Zu Beginn lagen die Gäste einmal in Führung, danach legten die MadDogs stets vor und waren beim 5:3 erstmals mit zwei Toren vorne (12.). Allerdings glichen die Hessen nur kurze Zeit später wieder aus. Beim 8:9 (20.) hatte die Turn- und Sportgemeinschaft erstmals wieder die Nase vorne, und baute den Vorsprung zum 11:13 aus (27.). Mit einer Auszeit ordnete Markus Locher die Seinen wieder, was sich in den letzten 133 Sekunden in einem 3:0-Lauf und einer gleichbedeutenden 15:14-Halbzeitführung gipfelte.
Auch die ersten Aktionen im zweiten Durchgang waren vielversprechend, doch nach dem 17:15 (32.) zog wohl irgendjemand von den Gästen den Stecker bei den Hausherren. Weder in der Abwehr noch im Angriff funktionierte noch etwas. Groß Bieberau ließ sich nicht zweimal bitten und drehte die Partie mit einem 7:0-Lauf vorentscheidend. Auch das zwischenzeitliche Time-Out von Markus Locher nutzte nichts. Auch vier der nächsten fünf Treffer gingen auf das Konto der Hessen und spätestens zu diesem Zeitpunkt, beim 19:26 war die Entscheidung gefallen. Vor allem das Zusammenspiel zwischen Abwehr und Torwart funktionierte in keinster Weise, denn die TSG-Akteure wurden kaum einmal entscheidend am Torwurf gehindert. Kontinuierlich wuchs der Rückstand, wobei der Angriff trotz vieler Fehlwürfe noch einigermaßen funktionierte. Letztlich sprang eine auch in der Höhe verdiente 28:38-Heimniederlage heraus. Es zeigte sich wieder einmal, dass in der dritthöchsten deutschen Spielklasse nur etwas zu holen ist, wenn über 60 Minuten ans Limit gegangen wird.

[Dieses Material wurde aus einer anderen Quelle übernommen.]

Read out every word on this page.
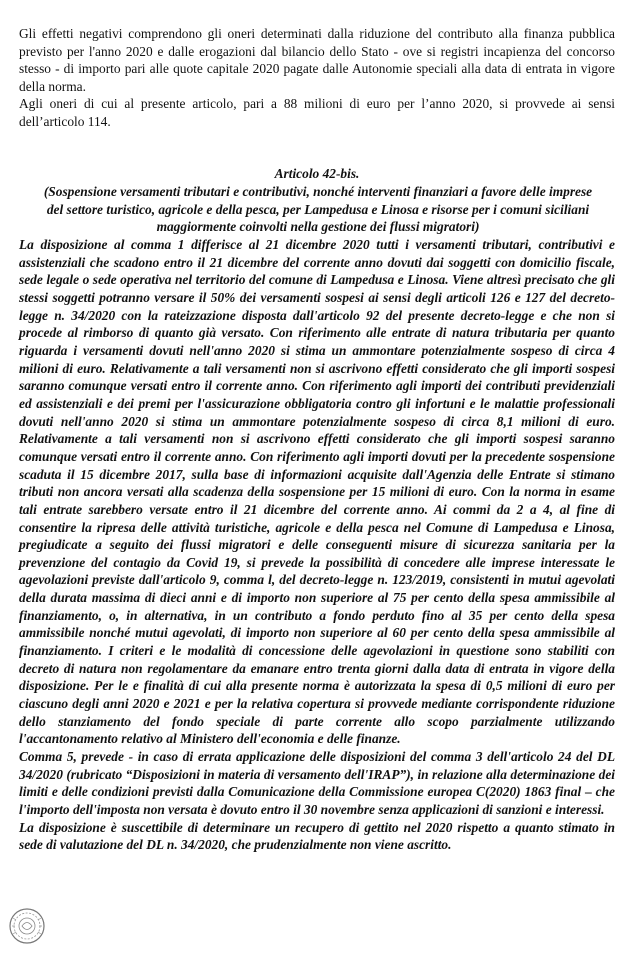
Gli effetti negativi comprendono gli oneri determinati dalla riduzione del contributo alla finanza pubblica previsto per l'anno 2020 e dalle erogazioni dal bilancio dello Stato - ove si registri incapienza del concorso stesso - di importo pari alle quote capitale 2020 pagate dalle Autonomie speciali alla data di entrata in vigore della norma.

Agli oneri di cui al presente articolo, pari a 88 milioni di euro per l’anno 2020, si provvede ai sensi dell’articolo 114.

Articolo 42-bis.
(Sospensione versamenti tributari e contributivi, nonché interventi finanziari a favore delle imprese del settore turistico, agricole e della pesca, per Lampedusa e Linosa e risorse per i comuni siciliani maggiormente coinvolti nella gestione dei flussi migratori)

La disposizione al comma 1 differisce al 21 dicembre 2020 tutti i versamenti tributari, contributivi e assistenziali che scadono entro il 21 dicembre del corrente anno dovuti dai soggetti con domicilio fiscale, sede legale o sede operativa nel territorio del comune di Lampedusa e Linosa. Viene altresì precisato che gli stessi soggetti potranno versare il 50% dei versamenti sospesi ai sensi degli articoli 126 e 127 del decreto-legge n. 34/2020 con la rateizzazione disposta dall'articolo 92 del presente decreto-legge e che non si procede al rimborso di quanto già versato. Con riferimento alle entrate di natura tributaria per quanto riguarda i versamenti dovuti nell'anno 2020 si stima un ammontare potenzialmente sospeso di circa 4 milioni di euro. Relativamente a tali versamenti non si ascrivono effetti considerato che gli importi sospesi saranno comunque versati entro il corrente anno. Con riferimento agli importi dei contributi previdenziali ed assistenziali e dei premi per l'assicurazione obbligatoria contro gli infortuni e le malattie professionali dovuti nell'anno 2020 si stima un ammontare potenzialmente sospeso di circa 8,1 milioni di euro. Relativamente a tali versamenti non si ascrivono effetti considerato che gli importi sospesi saranno comunque versati entro il corrente anno. Con riferimento agli importi dovuti per la precedente sospensione scaduta il 15 dicembre 2017, sulla base di informazioni acquisite dall'Agenzia delle Entrate si stimano tributi non ancora versati alla scadenza della sospensione per 15 milioni di euro. Con la norma in esame tali entrate sarebbero versate entro il 21 dicembre del corrente anno. Ai commi da 2 a 4, al fine di consentire la ripresa delle attività turistiche, agricole e della pesca nel Comune di Lampedusa e Linosa, pregiudicate a seguito dei flussi migratori e delle conseguenti misure di sicurezza sanitaria per la prevenzione del contagio da Covid 19, si prevede la possibilità di concedere alle imprese interessate le agevolazioni previste dall'articolo 9, comma l, del decreto-legge n. 123/2019, consistenti in mutui agevolati della durata massima di dieci anni e di importo non superiore al 75 per cento della spesa ammissibile al finanziamento, o, in alternativa, in un contributo a fondo perduto fino al 35 per cento della spesa ammissibile nonché mutui agevolati, di importo non superiore al 60 per cento della spesa ammissibile al finanziamento. I criteri e le modalità di concessione delle agevolazioni in questione sono stabiliti con decreto di natura non regolamentare da emanare entro trenta giorni dalla data di entrata in vigore della disposizione. Per le e finalità di cui alla presente norma è autorizzata la spesa di 0,5 milioni di euro per ciascuno degli anni 2020 e 2021 e per la relativa copertura si provvede mediante corrispondente riduzione dello stanziamento del fondo speciale di parte corrente allo scopo parzialmente utilizzando l'accantonamento relativo al Ministero dell'economia e delle finanze.

Comma 5, prevede - in caso di errata applicazione delle disposizioni del comma 3 dell'articolo 24 del DL 34/2020 (rubricato “Disposizioni in materia di versamento dell'IRAP”), in relazione alla determinazione dei limiti e delle condizioni previsti dalla Comunicazione della Commissione europea C(2020) 1863 final – che l'importo dell'imposta non versata è dovuto entro il 30 novembre senza applicazioni di sanzioni e interessi.

La disposizione è suscettibile di determinare un recupero di gettito nel 2020 rispetto a quanto stimato in sede di valutazione del DL n. 34/2020, che prudenzialmente non viene ascritto.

Am kommenden Samstag, 26. Januar, 20 Uhr, zählt für die MadDogs beim Tabellennachbarn TV Hochdorf nur ein Sieg, um aus der Negativspirale herauszukommen, und wieder in etwas ruhigeres Fahrwasser zu kommen.
TSV Neuhausen – TSG Groß Bieberau 28:38
TSV Neuhausen: Herrmann, Schmidl, Durst (3), Fuchs (1), Kroll (2), Klingler (2), Wohlrabe (5/2), Hebisch (2), Schöbinger (1), Flechsenhar (6), Frey (6/3).

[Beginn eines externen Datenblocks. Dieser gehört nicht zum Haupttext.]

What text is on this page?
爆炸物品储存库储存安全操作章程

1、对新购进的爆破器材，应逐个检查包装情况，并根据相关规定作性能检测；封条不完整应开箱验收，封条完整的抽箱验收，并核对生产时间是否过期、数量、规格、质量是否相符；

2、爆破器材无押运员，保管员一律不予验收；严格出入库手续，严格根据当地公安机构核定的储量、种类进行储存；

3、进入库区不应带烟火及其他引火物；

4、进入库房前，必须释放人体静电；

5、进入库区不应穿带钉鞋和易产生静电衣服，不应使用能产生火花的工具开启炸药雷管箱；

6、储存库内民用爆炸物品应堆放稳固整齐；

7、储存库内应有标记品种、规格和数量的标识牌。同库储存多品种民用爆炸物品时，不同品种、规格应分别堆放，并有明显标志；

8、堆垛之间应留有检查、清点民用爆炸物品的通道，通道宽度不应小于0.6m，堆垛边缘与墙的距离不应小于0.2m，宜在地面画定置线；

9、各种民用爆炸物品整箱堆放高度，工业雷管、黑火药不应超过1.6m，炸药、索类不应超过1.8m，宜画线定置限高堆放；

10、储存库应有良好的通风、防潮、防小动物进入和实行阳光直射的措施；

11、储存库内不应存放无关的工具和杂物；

TSG Groß Bieberau: Karmatschek, Podsendek, Göbel (2), Malik (10/3), Seel (4), Gaydoul, Buschmann (8), Lemke (4), A. Rybakov (1), Konrad (5), Bauer (1), D. Rybakov (2), Arnold (1), Döll.
Schiedsrichter: Meike/Plinz (Denzlingen/Waldkirch).
Zuschauer: 200.
Zeitstrafen: Fuchs, Kroll, Schöbinger; Malik, Seel, A. Rybakov, Konrad, Arnold (2).